Suite mates just came in and said that we have to go to Africa. They're already packed. Didn't know you could get that high.
Hindsight: maybe I should have included a few transitional texts in between talking about your son and my need to have sex. Do over?
Just an fyi, teatherball while wasted might be the hardest sport ever.
well, duh, but it's like you don't even want to see me masturbate with a wine bottle.
With me living this close to Mexico now, Tequila is just a geographical choice at this point if nothing else.
I've made my dad a martini every night since I was 13.. I got this
Also, since I switched back to this phone I've found a crop of dick pics and your funeral arrangements.

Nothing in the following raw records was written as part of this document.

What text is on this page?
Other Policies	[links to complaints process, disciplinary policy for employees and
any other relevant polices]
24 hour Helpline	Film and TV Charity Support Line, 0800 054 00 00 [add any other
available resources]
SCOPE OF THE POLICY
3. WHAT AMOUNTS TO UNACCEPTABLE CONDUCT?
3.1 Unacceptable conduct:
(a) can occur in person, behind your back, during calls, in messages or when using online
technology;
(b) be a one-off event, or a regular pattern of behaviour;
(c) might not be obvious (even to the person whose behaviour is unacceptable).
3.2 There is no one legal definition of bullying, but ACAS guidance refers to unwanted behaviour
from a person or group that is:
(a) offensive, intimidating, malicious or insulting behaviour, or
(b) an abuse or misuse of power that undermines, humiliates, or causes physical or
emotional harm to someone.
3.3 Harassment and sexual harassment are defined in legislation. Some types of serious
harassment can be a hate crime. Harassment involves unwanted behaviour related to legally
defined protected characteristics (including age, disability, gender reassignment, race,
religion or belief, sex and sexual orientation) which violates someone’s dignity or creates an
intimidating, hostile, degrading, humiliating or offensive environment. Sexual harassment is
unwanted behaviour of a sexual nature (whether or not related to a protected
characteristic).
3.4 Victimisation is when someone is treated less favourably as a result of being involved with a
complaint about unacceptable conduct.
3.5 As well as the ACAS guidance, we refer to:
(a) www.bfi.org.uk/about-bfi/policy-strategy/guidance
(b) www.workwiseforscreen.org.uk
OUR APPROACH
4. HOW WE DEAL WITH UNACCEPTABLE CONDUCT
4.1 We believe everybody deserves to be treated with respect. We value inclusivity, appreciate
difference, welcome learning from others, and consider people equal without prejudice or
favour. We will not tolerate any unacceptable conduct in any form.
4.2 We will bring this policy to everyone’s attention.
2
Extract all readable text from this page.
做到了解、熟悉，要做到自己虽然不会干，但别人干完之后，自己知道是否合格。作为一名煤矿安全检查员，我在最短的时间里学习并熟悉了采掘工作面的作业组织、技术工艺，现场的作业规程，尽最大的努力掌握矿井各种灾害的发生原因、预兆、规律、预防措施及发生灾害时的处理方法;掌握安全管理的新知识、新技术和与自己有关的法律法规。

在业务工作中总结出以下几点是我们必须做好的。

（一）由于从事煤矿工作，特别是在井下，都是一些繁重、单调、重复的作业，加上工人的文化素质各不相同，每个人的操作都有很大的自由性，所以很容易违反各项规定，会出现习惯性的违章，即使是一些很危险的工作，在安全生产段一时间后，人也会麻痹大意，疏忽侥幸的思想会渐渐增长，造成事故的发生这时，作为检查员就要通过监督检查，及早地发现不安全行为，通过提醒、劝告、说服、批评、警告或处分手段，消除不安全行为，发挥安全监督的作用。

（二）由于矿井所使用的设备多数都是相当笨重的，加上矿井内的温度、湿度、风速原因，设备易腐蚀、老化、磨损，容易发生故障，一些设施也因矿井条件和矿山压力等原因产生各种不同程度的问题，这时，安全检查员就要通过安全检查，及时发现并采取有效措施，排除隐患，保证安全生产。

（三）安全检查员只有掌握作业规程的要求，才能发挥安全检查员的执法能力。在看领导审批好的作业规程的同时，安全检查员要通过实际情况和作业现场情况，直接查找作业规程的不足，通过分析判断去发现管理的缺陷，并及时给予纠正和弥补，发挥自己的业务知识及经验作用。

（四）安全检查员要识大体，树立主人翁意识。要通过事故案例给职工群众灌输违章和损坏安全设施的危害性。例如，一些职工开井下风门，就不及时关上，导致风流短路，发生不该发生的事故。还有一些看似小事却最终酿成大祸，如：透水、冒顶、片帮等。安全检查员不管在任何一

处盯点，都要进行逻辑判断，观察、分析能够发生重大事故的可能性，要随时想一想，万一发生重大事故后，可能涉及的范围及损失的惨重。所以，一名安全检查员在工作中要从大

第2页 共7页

So do you remember the bartender that caught me when I fell off the bar 4 weeks ago? He hasn't been to work since...Woops.
How are you feeling?
I mean, shattered dignity aside, not bad.
He just texted me a video of him jerking off. He must really be looking forward to the Super Bowl.
we're so committed to being not committed
I told her I'd rather set my hair on fire than sleep with her again. In retrospect, that was probably too harsh. My eye is still swollen shut.